People's Bank of China 1- and 5-Year Loan Prime Rates (LPR) at 3.85% and 4.65%, Respectively

[Asia Economy reporters Jo Young-shin and Jung Hyun-jin] The People's Bank of China, the central bank of China, has kept the Loan Prime Rate (LPR) unchanged. On the 20th (local time), the People's Bank of China announced that the 1-year LPR rate remains at 3.85% per annum, the same as the previous month. The 5-year LPR, which affects the real estate market, was also maintained at 4.65%, unchanged from last month.


LPR is the interest rate applied by Chinese financial institutions when lending and effectively serves as a benchmark interest rate. The LPR is the average of the best loan rates reported by 18 Chinese banks and is published on the 20th of each month.


There were expectations inside and outside China that the central bank would lower interest rates ahead of the opening of the Two Sessions (Lianghui - the National People's Congress and the Chinese People's Political Consultative Conference). It was anticipated that the Xi Jinping leadership would further cut rates to stimulate the economy in response to the novel coronavirus disease (COVID-19).


There are two main interpretations regarding this decision to keep rates steady. First, the rate freeze is seen as the Chinese government taking a pace control approach. The People's Bank of China had cut rates twice before: by 0.01 percentage points (1-year term) in February and by 0.20 percentage points in April. It is interpreted that concerns about cutting rates three times within four months played a role.


Another analysis suggests that risk management in the financial market also influenced the decision. There have been concerns that an eased monetary policy could trigger instability in the financial markets.
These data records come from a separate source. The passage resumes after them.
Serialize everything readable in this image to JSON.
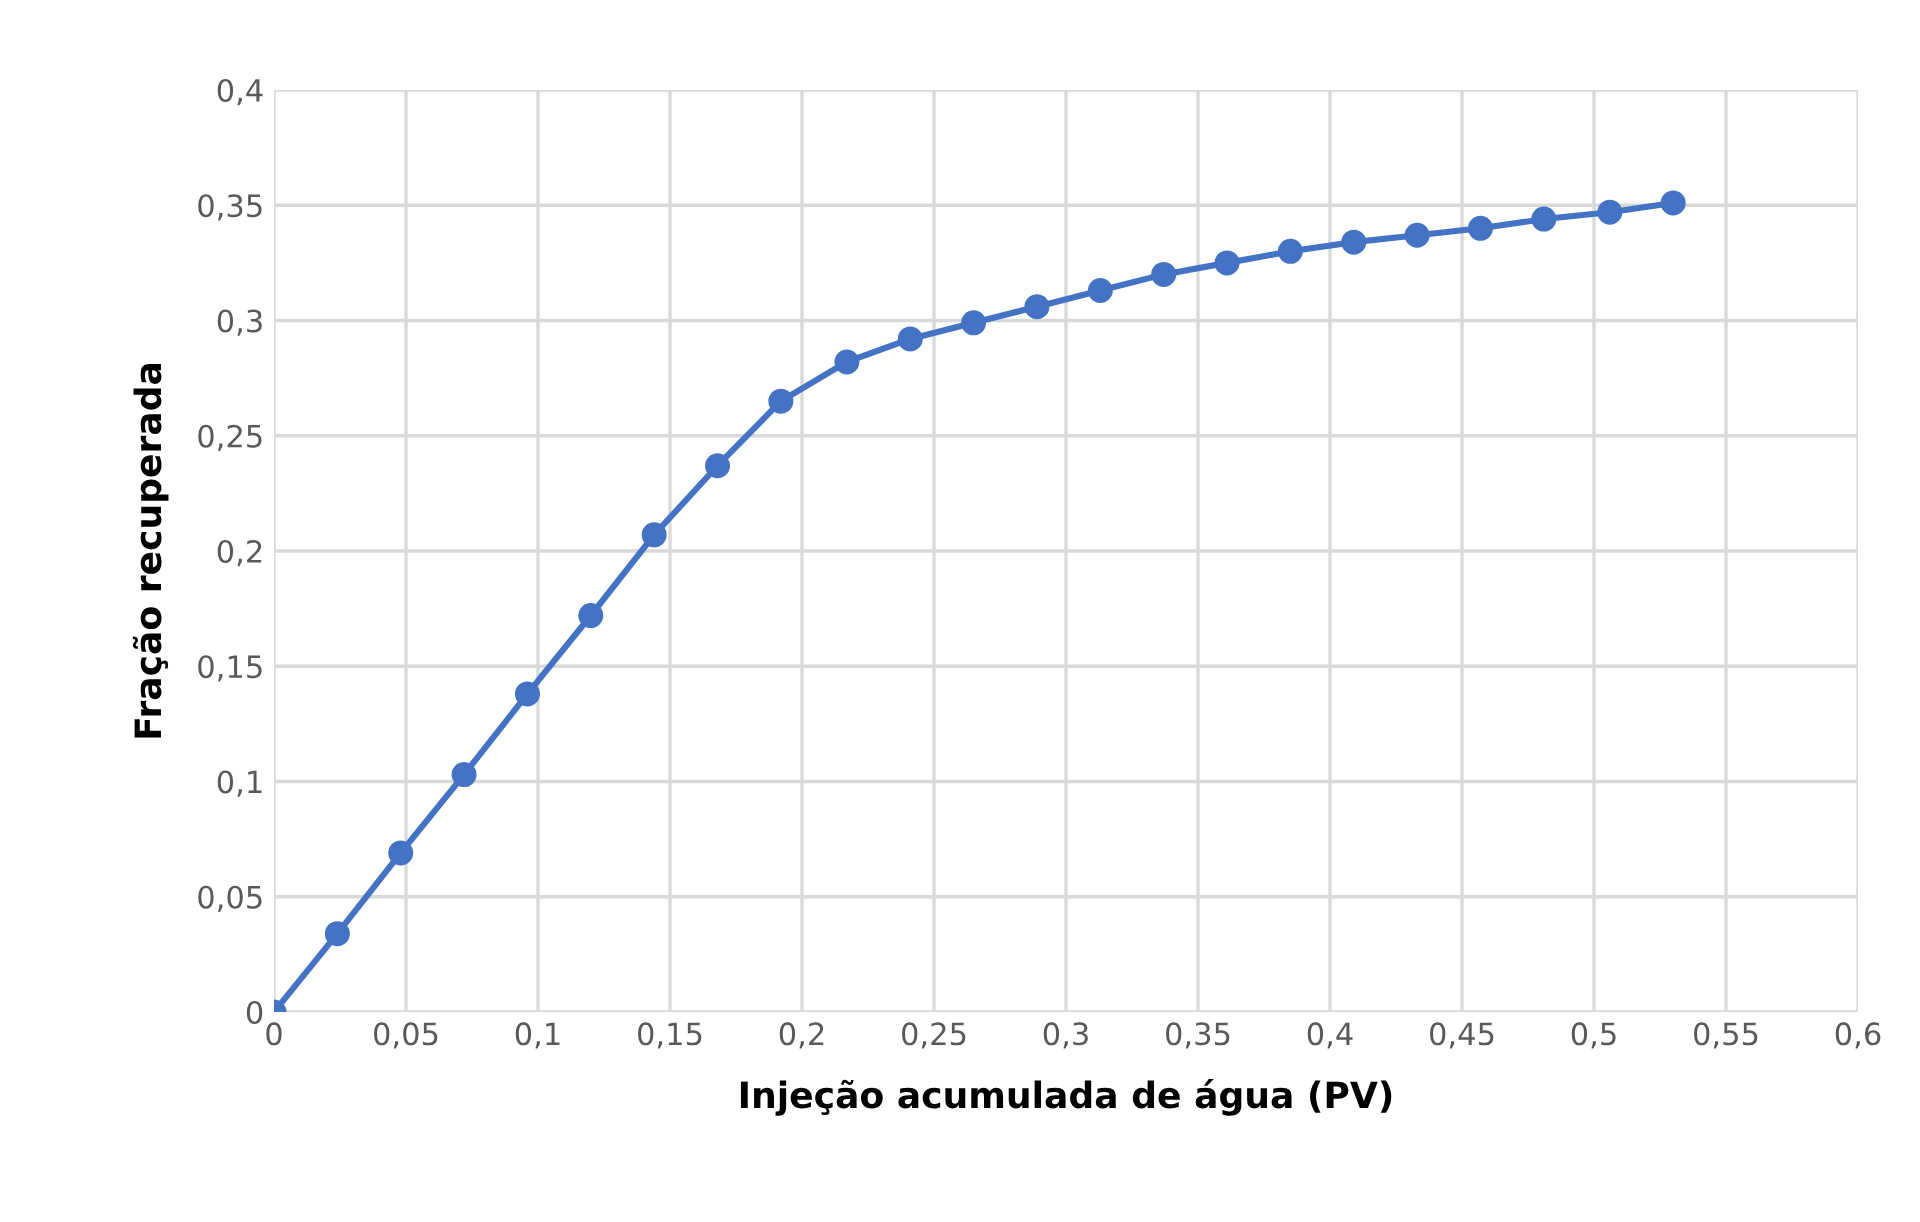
{
  "chart_data": {
    "type": "line",
    "xlabel": "Injeção acumulada de água (PV)",
    "ylabel": "Fração recuperada",
    "x": [
      0,
      0.024,
      0.048,
      0.072,
      0.096,
      0.12,
      0.144,
      0.168,
      0.192,
      0.217,
      0.241,
      0.265,
      0.289,
      0.313,
      0.337,
      0.361,
      0.385,
      0.409,
      0.433,
      0.457,
      0.481,
      0.506,
      0.53
    ],
    "series": [
      {
        "color": "#4472c4",
        "values": [
          0,
          0.034,
          0.069,
          0.103,
          0.138,
          0.172,
          0.207,
          0.237,
          0.265,
          0.282,
          0.292,
          0.299,
          0.306,
          0.313,
          0.32,
          0.325,
          0.33,
          0.334,
          0.337,
          0.34,
          0.344,
          0.347,
          0.351
        ]
      }
    ],
    "xlim": [
      0,
      0.6
    ],
    "ylim": [
      0,
      0.4
    ],
    "xticks": [
      0,
      {
        "value": 0.05,
        "label": "0,05"
      },
      {
        "value": 0.1,
        "label": "0,1"
      },
      {
        "value": 0.15,
        "label": "0,15"
      },
      {
        "value": 0.2,
        "label": "0,2"
      },
      {
        "value": 0.25,
        "label": "0,25"
      },
      {
        "value": 0.3,
        "label": "0,3"
      },
      {
        "value": 0.35,
        "label": "0,35"
      },
      {
        "value": 0.4,
        "label": "0,4"
      },
      {
        "value": 0.45,
        "label": "0,45"
      },
      {
        "value": 0.5,
        "label": "0,5"
      },
      {
        "value": 0.55,
        "label": "0,55"
      },
      {
        "value": 0.6,
        "label": "0,6"
      }
    ],
    "yticks": [
      0,
      {
        "value": 0.05,
        "label": "0,05"
      },
      {
        "value": 0.1,
        "label": "0,1"
      },
      {
        "value": 0.15,
        "label": "0,15"
      },
      {
        "value": 0.2,
        "label": "0,2"
      },
      {
        "value": 0.25,
        "label": "0,25"
      },
      {
        "value": 0.3,
        "label": "0,3"
      },
      {
        "value": 0.35,
        "label": "0,35"
      },
      {
        "value": 0.4,
        "label": "0,4"
      }
    ],
    "grid": true,
    "marker": "circle",
    "line_style": "solid",
    "legend": false
  }
}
Reflecting this, Guo Shuqing, Secretary of the Communist Party Committee of the People's Bank of China and Chairman of the China Banking and Insurance Regulatory Commission, stated that "the relationship between the goals of maintaining stable growth and employment stability and the conflicting policy objectives of preventing financial risks and restructuring must be well managed."


There is also speculation that the Chinese government is focusing more on fiscal expansion policies rather than interest rate policies, which have a greater market impact. In fact, fiscal expansion policies are becoming a foregone conclusion. On the 10th, the People's Bank of China removed the phrase "flooding the market with liquidity" (大水漫灌, da shui man guan) from its '2020 First Quarter Monetary Policy Implementation Report.' This phrase refers to supplying liquidity in large quantities to stimulate the economy.


On the 14th, Liu Kun, China's Minister of Finance, hinted at such a policy in an article for the People's Daily. He wrote, "Economic and social development is engulfed in great uncertainty, and downward pressure on the economy remains significant," and stated that the intensity of the existing proactive fiscal policy would be raised to an "even more" proactive fiscal policy.


Chinese state media also expect fiscal expansion policies such as increasing the issuance limit of government bonds and special local government bonds to be announced at the Two Sessions. The fiscal deficit ratio to GDP, which was 2.8% last year, could be raised to 3.5%. Since the Xi Jinping leadership places great importance on economic growth, the possibility of unexpected figures being presented cannot be ruled out.





This content was produced with the assistance of AI translation services.